This morning, Eliza crawled into bed with me. I had been scrolling through a news app or two on my phone after reading Desiring God’s daily Instagram post and You Version’s verse of the day.
After cuddling with me awhile, she asked if I was ready to get up. I asked her if she wanted me to and what she thought I ought to do once I did. As I expected, she most definitely wanted me to get up, but I didn’t expect her answer to my second question.
“You need to go have your ‘peaceful’ time.”
Slightly puzzled for a half second, I quickly realized she was acknowledging my current routine of having a “quiet” time in the morning. I smiled, thanking God that she has noticed that I am intentional to spend some time with God each day.
Somedays – some seasons – my “peaceful time” is anything but peaceful.
It is often desperate, distracted, and disingenuous. Sometimes – alright, a lot of times – it is interrupted. It is messy. It is unorganized. It has been non-existent.
The very reasons I need and crave this time alone with God can be the same excuses I find for not having it.
I know I am not alone. At my monthly gathering with my closest girlfriends, we nod in agreement with each other when we share similar prayer requests for intentionality in our pursuits of intimacy with God.
Busy schedules and full calendars lead to exhausted minds and overwhelmed spirits. Our bodies crave needed rest and the thought of setting the alarm just 10 minutes early seems to be too valuable a commodity that we just can’t bring ourselves to trade.
We long for the days where we could devote huge hunks of time to in-depth Bible study and lengthy, super-focused prayers. We remember how sweet our walks were with the Lord during those days where we attended Beth Moore studies and wrote page upon page in our prayer journals.
I have been guilty of feeling that those days were the standard, that IF I was to have a “quiet time” that was what God expected it to look like AND if it didn’t then I wasn’t living up to my share of my relationship with Him.
Can you relate?
I like predictability. I appreciate a plan. I need structure. I function by a schedule. I want to predictably set a plan with structure that fits into my schedule. And I try to do that with my quiet time only to become frustrated and feel defeated when it doesn’t work or last. Usually, with the foreknowledge that my expectations are unrealistic and won’t work, I have stopped trying . . .
As much as I want to read that book by Jen Wilken and the other one by Ruth Chou Simmons that I got for Christmas, I am VERY aware that it is now July and I haven’t cracked the cover of either one. I just haven’t found the space to squeeze either of them into my day-to-day. I asked for both with the best intentions and unwrapped them with sincere appreciation and excitement. Now, I glance at them sitting there I find myself feeling guilty.
Can you relate here too?
With my daughters at their ages now, with trials that have brought me to the place I am now, with the fact it is literally the summer season and I have “more” time now – God has shown me where His grace continues to intercept my needs.

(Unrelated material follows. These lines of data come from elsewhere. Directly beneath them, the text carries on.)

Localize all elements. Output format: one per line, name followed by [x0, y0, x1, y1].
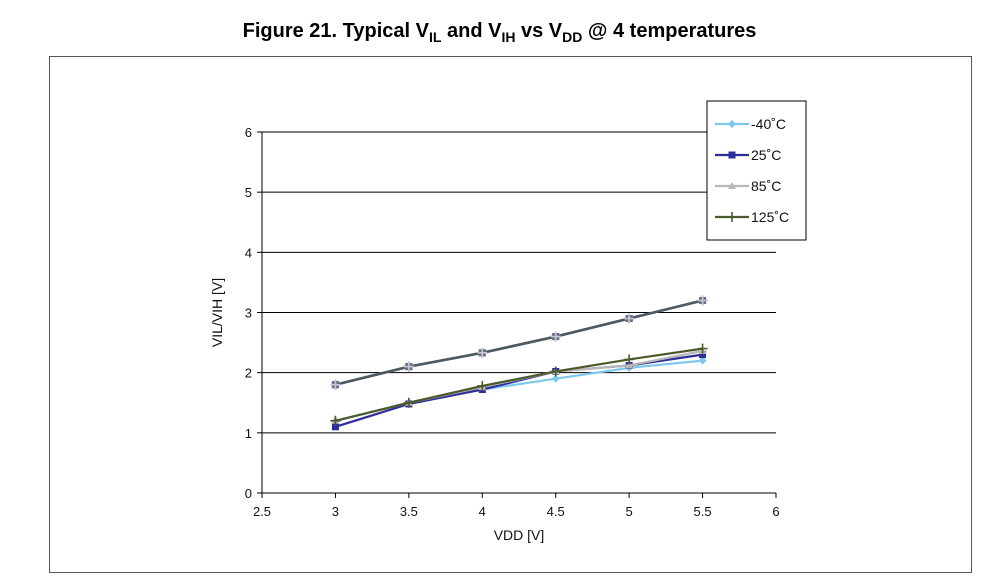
series-vih-4 — [331, 296, 707, 388]
x-tick-label: 5 — [626, 504, 633, 519]
data-point — [624, 354, 635, 365]
data-point — [330, 379, 341, 390]
x-tick-label: 3 — [332, 504, 339, 519]
figure-title: Figure 21. Typical VIL and VIH vs VDD @ … — [0, 20, 999, 45]
data-point — [625, 361, 634, 369]
legend-label: 85˚C — [751, 178, 781, 194]
x-axis-title: VDD [V] — [494, 527, 545, 543]
data-point — [330, 415, 341, 426]
series-vil-5 — [331, 347, 707, 424]
x-tick-label: 5.5 — [694, 504, 712, 519]
data-point — [728, 182, 736, 189]
legend-item: 125˚C — [715, 209, 789, 225]
data-point — [728, 120, 736, 128]
title-text: Figure 21. Typical V — [242, 20, 429, 42]
data-point — [727, 212, 737, 222]
series-group — [330, 295, 708, 431]
data-point — [699, 351, 707, 359]
data-point — [551, 374, 560, 383]
series-vih-6 — [330, 295, 708, 390]
series-vih-0 — [331, 296, 707, 389]
line-chart: 0 1 2 3 4 5 6 2.5 3 3.5 4 4.5 5 5.5 6 -40˚C 25˚C 85˚C 125… — [209, 100, 807, 543]
legend-item: 25˚C — [715, 147, 781, 163]
series-line — [335, 299, 703, 386]
x-tick-label: 4.5 — [547, 504, 565, 519]
series-line — [335, 359, 703, 422]
title-text: and V — [441, 20, 502, 42]
y-tick-label: 0 — [245, 486, 252, 501]
y-tick-label: 2 — [245, 366, 252, 381]
data-point — [698, 356, 707, 365]
x-tick-label: 6 — [772, 504, 779, 519]
y-tick-label: 3 — [245, 306, 252, 321]
x-tick-label: 4 — [479, 504, 486, 519]
legend-item: -40˚C — [715, 116, 786, 132]
series-vih-2 — [331, 296, 707, 389]
title-subscript-il: IL — [428, 29, 442, 45]
data-point — [403, 361, 414, 372]
series-vil-1 — [331, 356, 707, 425]
data-point — [477, 380, 488, 391]
series-line — [335, 347, 703, 422]
title-subscript-ih: IH — [501, 29, 516, 45]
title-text: vs V — [515, 20, 563, 42]
y-tick-label: 5 — [245, 185, 252, 200]
data-point — [624, 313, 635, 324]
grid — [262, 131, 776, 434]
x-tick-label: 3.5 — [400, 504, 418, 519]
legend-label: 125˚C — [751, 209, 789, 225]
data-point — [477, 347, 488, 358]
legend: -40˚C 25˚C 85˚C 125˚C — [706, 100, 807, 241]
data-point — [697, 295, 708, 306]
x-tick-label: 2.5 — [253, 504, 271, 519]
axes: 0 1 2 3 4 5 6 2.5 3 3.5 4 4.5 5 5.5 6 — [245, 125, 780, 519]
data-point — [550, 366, 561, 377]
data-point — [403, 397, 414, 408]
data-point — [728, 151, 736, 159]
y-tick-label: 4 — [245, 245, 252, 260]
series-vil-3 — [331, 351, 707, 431]
title-text: @ 4 temperatures — [582, 20, 757, 42]
series-vih-overlay — [330, 295, 708, 390]
data-point — [550, 331, 561, 342]
y-tick-label: 6 — [245, 125, 252, 140]
legend-label: -40˚C — [751, 116, 786, 132]
chart-frame: 0 1 2 3 4 5 6 2.5 3 3.5 4 4.5 5 5.5 6 -40˚C 25˚C 85˚C 125… — [49, 56, 972, 573]
y-axis-title: VIL/VIH [V] — [209, 278, 225, 347]
series-vil-7 — [330, 343, 708, 426]
data-point — [331, 423, 339, 431]
y-tick-label: 1 — [245, 426, 252, 441]
legend-item: 85˚C — [715, 178, 781, 194]
legend-label: 25˚C — [751, 147, 781, 163]
data-point — [697, 343, 708, 354]
title-subscript-dd: DD — [562, 29, 583, 45]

He has striped back my expectations of a “quiet time” and of my role in my relationship with Him. He compassionately – without judgement, meets me where I am time and time and time and season upon season upon season again.
While I want to say that I will have a 30 minute Bible study every morning and blog three times every week, God appreciates my desire and my enthusiasm. However, if I were to make such commitments, He already knows how and when and where I will break them. I imagine him smiling, shaking His head and gently reminding me that He has only given me THIS day with just the right amount of manna to live it.
I am learning to trust Him to give me the daily bread from His word that I need when I need it. I don’t know what my quest for a quiet time might look like tomorrow, or when we go back-to-school next month, but I do know how and where I am going to seek Him and find Him today. If I can only devote 3 minutes to intentionally seeking Him, I trust His Spirit will meet me where I am.
It is for freedom that He has set us free – not to be shackled to feelings of guilt because Satan has told us that our time with Him is less than what it should be. If we are seeking Him with all our heart, His word tells us that He will be found. And, (This is the best part! I love the way our relationship with Christ works!) even and especially when we don’t FEEL like seeking Him, we can confess that and rest in the truth that He shows up in our weakest areas, meets us where we are AND He carries the lion’s share of the load.
Yes, today and this summer I am relishing my “quiet time” as being my “peaceful time.” I can take my time and I can process what I am studying. I can pray and I can tell I am growing.
Tomorrow, or the next season probably will not be so peaceful, but God’s grace will still be as sweet. He knows my heart and has weighed my motivations. He will be just as faithful then as He is now.